Yesterday I covered the community blog, today, the blogging community. What’s the difference? In short, while a community blog is often a single blog with multiple authors, a blogging community is multiple blogs combined into one site.
Usually when you have a single community blog, there is a fair amount of editorial control. Someone often acts as a gatekeeper and while you can have a large number of authors, the posts are usually coordinated. A blogging community is a bit more chaotic. There is usually a large number of posters but when a blogger posts, and what they post about, is often completely up to the individual blogger. Blogging communities can be organized around a specific online or offline community (like a university or town). They can also be organized around a general topic, like today’s example, Scientific Blogging (Science 2.0).
From the Scientific Blogging About page:
We created a place where everyone who wants to write about science can write to a large potential audience, regardless of popularity. There are other places where scientists can write but writers are lost in a sea of 170 million random blogs. Everyone in the audience is here to read about science and we have 1,800,000 articles read per month so your audience is already here.
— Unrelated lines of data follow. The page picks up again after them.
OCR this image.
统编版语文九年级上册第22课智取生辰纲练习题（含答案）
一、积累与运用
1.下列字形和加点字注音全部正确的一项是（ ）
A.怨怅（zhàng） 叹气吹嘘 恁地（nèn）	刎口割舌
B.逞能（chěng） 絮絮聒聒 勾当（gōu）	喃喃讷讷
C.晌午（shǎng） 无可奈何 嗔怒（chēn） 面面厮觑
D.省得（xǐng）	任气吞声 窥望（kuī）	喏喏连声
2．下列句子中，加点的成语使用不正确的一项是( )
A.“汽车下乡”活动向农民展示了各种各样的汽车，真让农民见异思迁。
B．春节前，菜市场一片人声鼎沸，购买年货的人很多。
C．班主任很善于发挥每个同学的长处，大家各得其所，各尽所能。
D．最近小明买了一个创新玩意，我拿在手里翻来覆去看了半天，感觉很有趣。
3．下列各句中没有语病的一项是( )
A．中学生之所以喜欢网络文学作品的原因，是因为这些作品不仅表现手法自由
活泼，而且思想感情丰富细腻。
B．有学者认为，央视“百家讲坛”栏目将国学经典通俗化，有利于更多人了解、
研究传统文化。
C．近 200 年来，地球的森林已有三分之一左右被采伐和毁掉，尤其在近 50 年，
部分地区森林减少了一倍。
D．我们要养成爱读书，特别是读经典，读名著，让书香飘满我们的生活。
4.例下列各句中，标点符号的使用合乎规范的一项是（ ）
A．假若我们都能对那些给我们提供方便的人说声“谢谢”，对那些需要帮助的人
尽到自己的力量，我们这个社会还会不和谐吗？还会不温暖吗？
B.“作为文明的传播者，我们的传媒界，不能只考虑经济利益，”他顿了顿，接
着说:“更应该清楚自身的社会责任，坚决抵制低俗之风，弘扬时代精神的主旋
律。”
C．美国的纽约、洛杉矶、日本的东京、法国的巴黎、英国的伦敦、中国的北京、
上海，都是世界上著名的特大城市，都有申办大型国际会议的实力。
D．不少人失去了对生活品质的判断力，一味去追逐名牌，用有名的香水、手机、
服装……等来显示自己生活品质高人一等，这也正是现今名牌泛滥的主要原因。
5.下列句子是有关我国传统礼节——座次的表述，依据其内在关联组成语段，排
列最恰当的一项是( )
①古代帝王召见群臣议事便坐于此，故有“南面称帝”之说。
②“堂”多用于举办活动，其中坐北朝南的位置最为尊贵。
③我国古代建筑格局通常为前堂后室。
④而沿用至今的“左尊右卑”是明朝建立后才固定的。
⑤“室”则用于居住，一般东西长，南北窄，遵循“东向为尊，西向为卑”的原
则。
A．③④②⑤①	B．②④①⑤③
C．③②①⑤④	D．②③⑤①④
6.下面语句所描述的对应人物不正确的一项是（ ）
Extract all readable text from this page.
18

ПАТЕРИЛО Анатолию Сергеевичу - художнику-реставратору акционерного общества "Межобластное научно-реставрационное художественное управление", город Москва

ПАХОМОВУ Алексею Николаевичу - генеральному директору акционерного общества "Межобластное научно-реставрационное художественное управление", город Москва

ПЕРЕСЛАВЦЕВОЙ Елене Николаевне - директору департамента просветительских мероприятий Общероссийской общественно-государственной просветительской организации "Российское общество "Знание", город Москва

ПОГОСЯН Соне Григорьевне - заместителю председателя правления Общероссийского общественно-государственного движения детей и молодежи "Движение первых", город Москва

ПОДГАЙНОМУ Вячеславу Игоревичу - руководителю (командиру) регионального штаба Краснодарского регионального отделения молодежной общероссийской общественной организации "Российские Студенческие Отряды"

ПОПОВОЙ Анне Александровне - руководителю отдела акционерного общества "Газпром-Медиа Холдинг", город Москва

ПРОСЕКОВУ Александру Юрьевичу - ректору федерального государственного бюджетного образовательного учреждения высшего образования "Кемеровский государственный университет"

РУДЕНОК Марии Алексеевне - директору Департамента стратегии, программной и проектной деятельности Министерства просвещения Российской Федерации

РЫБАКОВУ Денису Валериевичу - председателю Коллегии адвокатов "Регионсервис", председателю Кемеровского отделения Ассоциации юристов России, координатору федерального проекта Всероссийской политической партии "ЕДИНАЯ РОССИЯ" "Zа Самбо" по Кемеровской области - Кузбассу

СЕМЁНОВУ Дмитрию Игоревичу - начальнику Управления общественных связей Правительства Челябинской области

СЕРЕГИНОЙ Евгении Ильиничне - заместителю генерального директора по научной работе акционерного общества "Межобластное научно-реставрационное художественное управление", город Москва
You can just write good articles and have fun and engage people.
Scientific Blogging works like a number of blogs of this ilk. There are general guidelines, listed on the about page, and some basic moderation but the community is open to anyone wanting to write about Science. Just sign up for an account and you are ready to go. If you’re a particularly good blogger, you may find your way into the featured article section of the page. If you’re not, well, you still get published.
There is a power in blogging communities. By sharing an audience it’s easier to grow that audience since every blogger tends to do at least a little advertising and bring in at least a few readers. It also takes away some of the posting pressure you have when authoring a blog on your own. Blogging communities also convert nicely into social networks, and vice versa.